Bob Hajdukovich, operations director of Frontier Flying Service, said the legislation is necessary to deliver the improved safety and lower costs provided by the mid-size aircraft his company flies. Otherwise, the economics don't work, he said.

"It's been a real struggle for every carrier," he said.

The U.S. Postal Service dispatches the bypass mail evenly among qualified air carriers on a route. Carriers are paid according to rates based on industry average costs and aircraft size. The money draws regular mail flights into villages, and those flights provide regular passenger service as well.

"The bypass mail system is essential for people living in our state's most remote communities," Stevens said in a statement issued this week. "This bill ensures the critical partnership between Alaska air carriers and the U.S. Postal Service continues and does so in the most cost-effective manner for all entities involved."
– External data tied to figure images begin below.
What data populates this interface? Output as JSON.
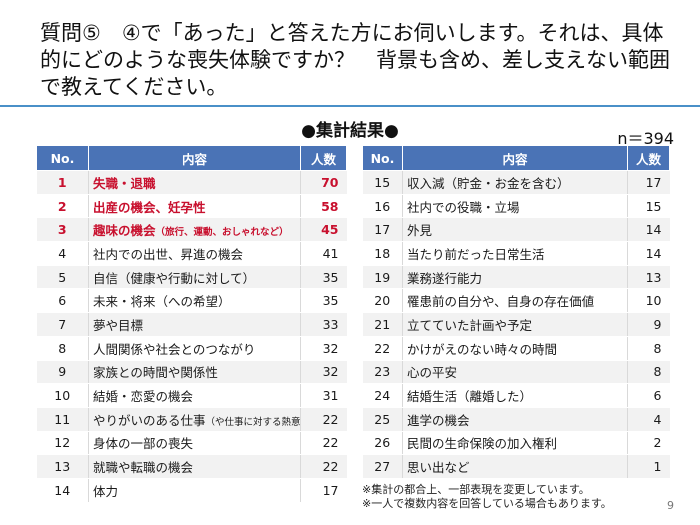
{
  "title": "質問⑤　④で「あった」と答えた方にお伺いします。それは、具体的にどのような喪失体験ですか？　背景も含め、差し支えない範囲で教えてください。",
  "subhead": "●集計結果●",
  "n_count": "n＝394",
  "headers": {
    "no": "No.",
    "content": "内容",
    "count": "人数"
  },
  "left_rows": [
    {
      "no": "1",
      "content": "失職・退職",
      "note": "",
      "count": "70"
    },
    {
      "no": "2",
      "content": "出産の機会、妊孕性",
      "note": "",
      "count": "58"
    },
    {
      "no": "3",
      "content": "趣味の機会",
      "note": "（旅行、運動、おしゃれなど）",
      "count": "45"
    },
    {
      "no": "4",
      "content": "社内での出世、昇進の機会",
      "note": "",
      "count": "41"
    },
    {
      "no": "5",
      "content": "自信（健康や行動に対して）",
      "note": "",
      "count": "35"
    },
    {
      "no": "6",
      "content": "未来・将来（への希望）",
      "note": "",
      "count": "35"
    },
    {
      "no": "7",
      "content": "夢や目標",
      "note": "",
      "count": "33"
    },
    {
      "no": "8",
      "content": "人間関係や社会とのつながり",
      "note": "",
      "count": "32"
    },
    {
      "no": "9",
      "content": "家族との時間や関係性",
      "note": "",
      "count": "32"
    },
    {
      "no": "10",
      "content": "結婚・恋愛の機会",
      "note": "",
      "count": "31"
    },
    {
      "no": "11",
      "content": "やりがいのある仕事",
      "note": "（や仕事に対する熱意）",
      "count": "22"
    },
    {
      "no": "12",
      "content": "身体の一部の喪失",
      "note": "",
      "count": "22"
    },
    {
      "no": "13",
      "content": "就職や転職の機会",
      "note": "",
      "count": "22"
    },
    {
      "no": "14",
      "content": "体力",
      "note": "",
      "count": "17"
    }
  ],
  "right_rows": [
    {
      "no": "15",
      "content": "収入減（貯金・お金を含む）",
      "count": "17"
    },
    {
      "no": "16",
      "content": "社内での役職・立場",
      "count": "15"
    },
    {
      "no": "17",
      "content": "外見",
      "count": "14"
    },
    {
      "no": "18",
      "content": "当たり前だった日常生活",
      "count": "14"
    },
    {
      "no": "19",
      "content": "業務遂行能力",
      "count": "13"
    },
    {
      "no": "20",
      "content": "罹患前の自分や、自身の存在価値",
      "count": "10"
    },
    {
      "no": "21",
      "content": "立てていた計画や予定",
      "count": "9"
    },
    {
      "no": "22",
      "content": "かけがえのない時々の時間",
      "count": "8"
    },
    {
      "no": "23",
      "content": "心の平安",
      "count": "8"
    },
    {
      "no": "24",
      "content": "結婚生活（離婚した）",
      "count": "6"
    },
    {
      "no": "25",
      "content": "進学の機会",
      "count": "4"
    },
    {
      "no": "26",
      "content": "民間の生命保険の加入権利",
      "count": "2"
    },
    {
      "no": "27",
      "content": "思い出など",
      "count": "1"
    }
  ],
  "notes": [
    "※集計の都合上、一部表現を変更しています。",
    "※一人で複数内容を回答している場合もあります。"
  ],
  "page_number": "9",
  "colors": {
    "header_bg": "#4a73b6",
    "highlight": "#c8102e",
    "rule": "#4a90c8"
  }
}
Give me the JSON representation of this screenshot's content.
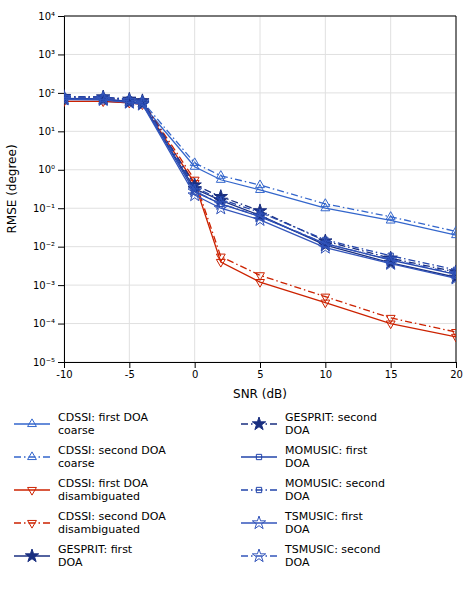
{
  "chart_data": {
    "type": "line",
    "x_label": "SNR (dB)",
    "y_label": "RMSE (degree)",
    "x": [
      -10,
      -7,
      -5,
      -4,
      0,
      2,
      5,
      10,
      15,
      20
    ],
    "series": [
      {
        "name": "CDSSI: first DOA\ncoarse",
        "color": "#3366CC",
        "line_style": "solid",
        "marker": "triangle-up-open",
        "values": [
          60,
          60,
          55,
          50,
          1.2,
          0.55,
          0.3,
          0.1,
          0.048,
          0.02
        ]
      },
      {
        "name": "CDSSI: second DOA\ncoarse",
        "color": "#3366CC",
        "line_style": "dashdot",
        "marker": "triangle-up-open",
        "values": [
          75,
          73,
          65,
          60,
          1.5,
          0.7,
          0.4,
          0.13,
          0.06,
          0.025
        ]
      },
      {
        "name": "CDSSI: first DOA\ndisambiguated",
        "color": "#CC2200",
        "line_style": "solid",
        "marker": "triangle-down-open",
        "values": [
          60,
          60,
          55,
          50,
          0.45,
          0.004,
          0.0012,
          0.00035,
          0.0001,
          4.5e-05
        ]
      },
      {
        "name": "CDSSI: second DOA\ndisambiguated",
        "color": "#CC2200",
        "line_style": "dashdot",
        "marker": "triangle-down-open",
        "values": [
          75,
          73,
          65,
          60,
          0.55,
          0.0055,
          0.0018,
          0.0005,
          0.00014,
          6e-05
        ]
      },
      {
        "name": "GESPRIT: first\nDOA",
        "color": "#1a2f80",
        "line_style": "solid",
        "marker": "star",
        "values": [
          70,
          68,
          58,
          52,
          0.32,
          0.16,
          0.065,
          0.011,
          0.0038,
          0.0016
        ]
      },
      {
        "name": "GESPRIT: second\nDOA",
        "color": "#1a2f80",
        "line_style": "dashdot",
        "marker": "star",
        "values": [
          80,
          78,
          68,
          62,
          0.4,
          0.2,
          0.085,
          0.014,
          0.005,
          0.0022
        ]
      },
      {
        "name": "MOMUSIC: first\nDOA",
        "color": "#2244AA",
        "line_style": "solid",
        "marker": "square-open",
        "values": [
          72,
          70,
          60,
          54,
          0.27,
          0.13,
          0.06,
          0.012,
          0.0045,
          0.0019
        ]
      },
      {
        "name": "MOMUSIC: second\nDOA",
        "color": "#2244AA",
        "line_style": "dashdot",
        "marker": "square-open",
        "values": [
          80,
          78,
          68,
          62,
          0.35,
          0.17,
          0.078,
          0.015,
          0.0058,
          0.0025
        ]
      },
      {
        "name": "TSMUSIC: first\nDOA",
        "color": "#3355BB",
        "line_style": "solid",
        "marker": "star-open",
        "values": [
          68,
          66,
          56,
          50,
          0.22,
          0.1,
          0.05,
          0.0095,
          0.0036,
          0.0015
        ]
      },
      {
        "name": "TSMUSIC: second\nDOA",
        "color": "#3355BB",
        "line_style": "dashdot",
        "marker": "star-open",
        "values": [
          75,
          73,
          63,
          57,
          0.28,
          0.13,
          0.062,
          0.012,
          0.0046,
          0.002
        ]
      }
    ],
    "xlim": [
      -10,
      20
    ],
    "xticks": [
      -10,
      -5,
      0,
      5,
      10,
      15,
      20
    ],
    "ylim": [
      1e-05,
      10000.0
    ],
    "yticks": [
      {
        "value": 1e-05,
        "label": "10⁻⁵"
      },
      {
        "value": 0.0001,
        "label": "10⁻⁴"
      },
      {
        "value": 0.001,
        "label": "10⁻³"
      },
      {
        "value": 0.01,
        "label": "10⁻²"
      },
      {
        "value": 0.1,
        "label": "10⁻¹"
      },
      {
        "value": 1,
        "label": "10⁰"
      },
      {
        "value": 10,
        "label": "10¹"
      },
      {
        "value": 100,
        "label": "10²"
      },
      {
        "value": 1000,
        "label": "10³"
      },
      {
        "value": 10000,
        "label": "10⁴"
      }
    ],
    "log": "y",
    "grid": true,
    "legend": "bottom"
  }
}
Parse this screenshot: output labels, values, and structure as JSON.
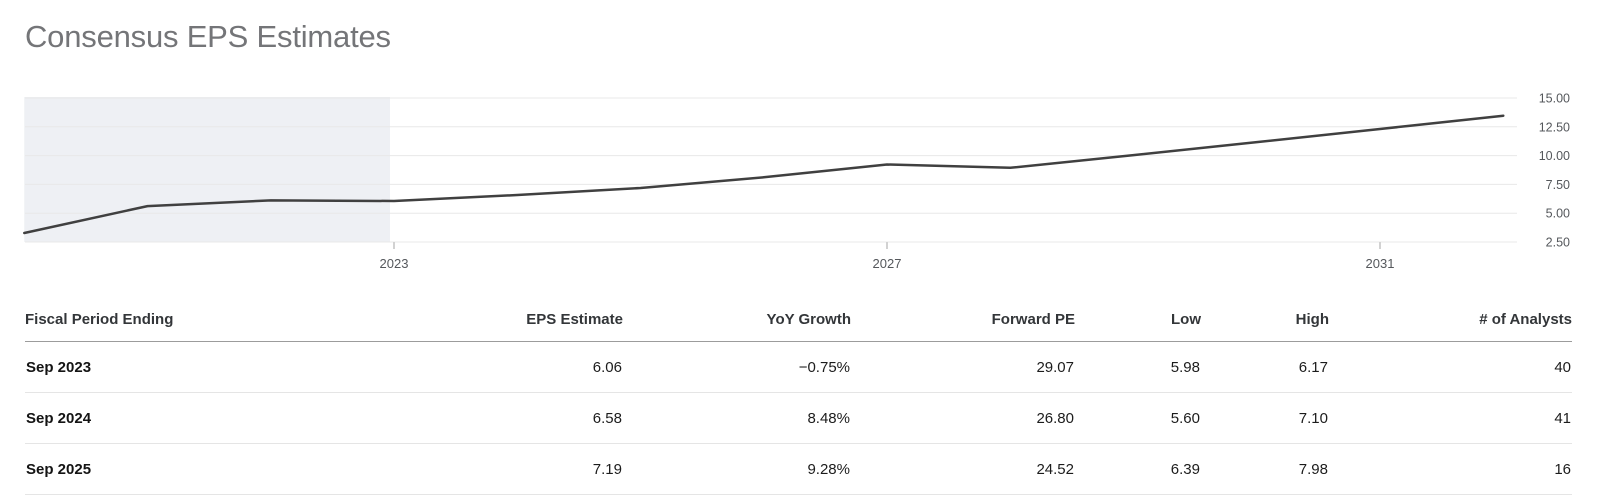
{
  "title": "Consensus EPS Estimates",
  "chart_data": {
    "type": "line",
    "title": "Consensus EPS Estimates",
    "x": [
      2020,
      2021,
      2022,
      2023,
      2024,
      2025,
      2026,
      2027,
      2028,
      2029,
      2030,
      2031,
      2032
    ],
    "series": [
      {
        "name": "Consensus EPS Estimate",
        "values": [
          3.28,
          5.62,
          6.11,
          6.06,
          6.58,
          7.19,
          8.12,
          9.23,
          8.94,
          10.04,
          11.17,
          12.31,
          13.46
        ]
      }
    ],
    "xlim": [
      2020,
      2033
    ],
    "ylim": [
      2.5,
      15
    ],
    "x_ticks": [
      2023,
      2027,
      2031
    ],
    "x_tick_labels": [
      "2023",
      "2027",
      "2031"
    ],
    "y_ticks": [
      2.5,
      5,
      7.5,
      10,
      12.5,
      15
    ],
    "y_tick_labels": [
      "2.50",
      "5.00",
      "7.50",
      "10.00",
      "12.50",
      "15.00"
    ],
    "grid": true,
    "legend": false,
    "y_axis_position": "right",
    "historical_region": {
      "from": 2020,
      "to": 2023
    },
    "colors": {
      "line": "#404040",
      "historical_shade": "#eef0f4",
      "gridline": "#e8e8e8",
      "tick_mark": "#d2d2d2",
      "axis_label": "#55585c"
    }
  },
  "table": {
    "columns": [
      {
        "key": "fiscal_period",
        "label": "Fiscal Period Ending",
        "align": "left"
      },
      {
        "key": "eps_estimate",
        "label": "EPS Estimate",
        "align": "right"
      },
      {
        "key": "yoy_growth",
        "label": "YoY Growth",
        "align": "right"
      },
      {
        "key": "forward_pe",
        "label": "Forward PE",
        "align": "right"
      },
      {
        "key": "low",
        "label": "Low",
        "align": "right"
      },
      {
        "key": "high",
        "label": "High",
        "align": "right"
      },
      {
        "key": "analysts",
        "label": "# of Analysts",
        "align": "right"
      }
    ],
    "rows": [
      {
        "fiscal_period": "Sep 2023",
        "eps_estimate": "6.06",
        "yoy_growth": "−0.75%",
        "forward_pe": "29.07",
        "low": "5.98",
        "high": "6.17",
        "analysts": "40"
      },
      {
        "fiscal_period": "Sep 2024",
        "eps_estimate": "6.58",
        "yoy_growth": "8.48%",
        "forward_pe": "26.80",
        "low": "5.60",
        "high": "7.10",
        "analysts": "41"
      },
      {
        "fiscal_period": "Sep 2025",
        "eps_estimate": "7.19",
        "yoy_growth": "9.28%",
        "forward_pe": "24.52",
        "low": "6.39",
        "high": "7.98",
        "analysts": "16"
      }
    ]
  }
}
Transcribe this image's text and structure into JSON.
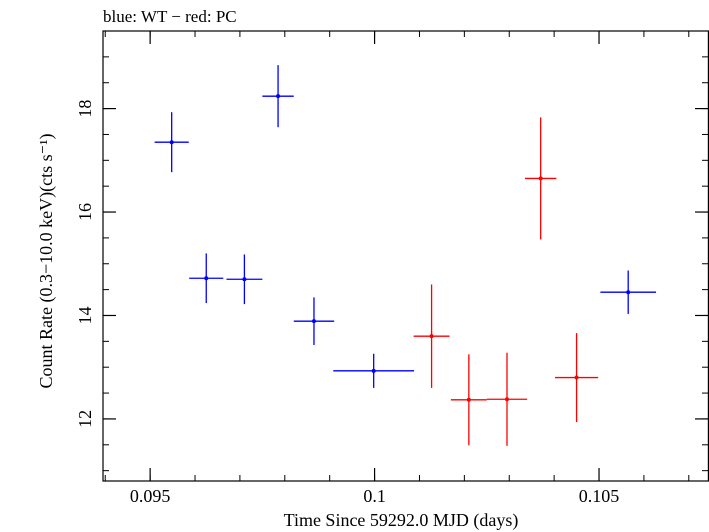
{
  "chart_data": {
    "type": "scatter",
    "title": "blue: WT − red: PC",
    "xlabel": "Time Since 59292.0 MJD (days)",
    "ylabel": "Count Rate (0.3−10.0 keV)(cts s⁻¹)",
    "xlim": [
      0.09395,
      0.10745
    ],
    "ylim": [
      10.8,
      19.5
    ],
    "x_ticks": [
      {
        "value": 0.095,
        "label": "0.095"
      },
      {
        "value": 0.1,
        "label": "0.1"
      },
      {
        "value": 0.105,
        "label": "0.105"
      }
    ],
    "y_ticks": [
      {
        "value": 12,
        "label": "12"
      },
      {
        "value": 14,
        "label": "14"
      },
      {
        "value": 16,
        "label": "16"
      },
      {
        "value": 18,
        "label": "18"
      }
    ],
    "x_minor_step": 0.001,
    "y_minor_step": 0.5,
    "grid": false,
    "legend": "none",
    "series": [
      {
        "color": "#0000ff",
        "points": [
          {
            "x": 0.09548,
            "xerr": 0.00038,
            "y": 17.35,
            "yerr": 0.58
          },
          {
            "x": 0.09625,
            "xerr": 0.00038,
            "y": 14.72,
            "yerr": 0.48
          },
          {
            "x": 0.0971,
            "xerr": 0.0004,
            "y": 14.7,
            "yerr": 0.48
          },
          {
            "x": 0.09785,
            "xerr": 0.00035,
            "y": 18.24,
            "yerr": 0.6
          },
          {
            "x": 0.09865,
            "xerr": 0.00045,
            "y": 13.89,
            "yerr": 0.46
          },
          {
            "x": 0.09998,
            "xerr": 0.0009,
            "y": 12.93,
            "yerr": 0.33
          },
          {
            "x": 0.10565,
            "xerr": 0.00062,
            "y": 14.45,
            "yerr": 0.42
          }
        ]
      },
      {
        "color": "#ff0000",
        "points": [
          {
            "x": 0.10127,
            "xerr": 0.0004,
            "y": 13.6,
            "yerr": 1.0
          },
          {
            "x": 0.1021,
            "xerr": 0.0004,
            "y": 12.37,
            "yerr": 0.88
          },
          {
            "x": 0.10295,
            "xerr": 0.00045,
            "y": 12.38,
            "yerr": 0.9
          },
          {
            "x": 0.1037,
            "xerr": 0.00035,
            "y": 16.65,
            "yerr": 1.18
          },
          {
            "x": 0.1045,
            "xerr": 0.00048,
            "y": 12.8,
            "yerr": 0.86
          }
        ]
      }
    ]
  }
}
The Postal Service's inspector general in June identified the bypass mail program as one of five major cost burdens on the mail system nationally.

In 2002, Stevens wrote a law that said air carriers had to carry at least 20 percent of the passengers on the bush mail routes if they wanted to get a substantial share of the bypass mail on those same routes from the Postal Service. The law eliminated a number of small air carriers that made virtually all their money from mail.

The latest rule change approved Saturday would partially reverse course and eliminate the 20 percent passenger standard - but only for companies that operate mid-size aircraft. A deadline for smaller planes to upgrade if they want to keep bypass mail goes away.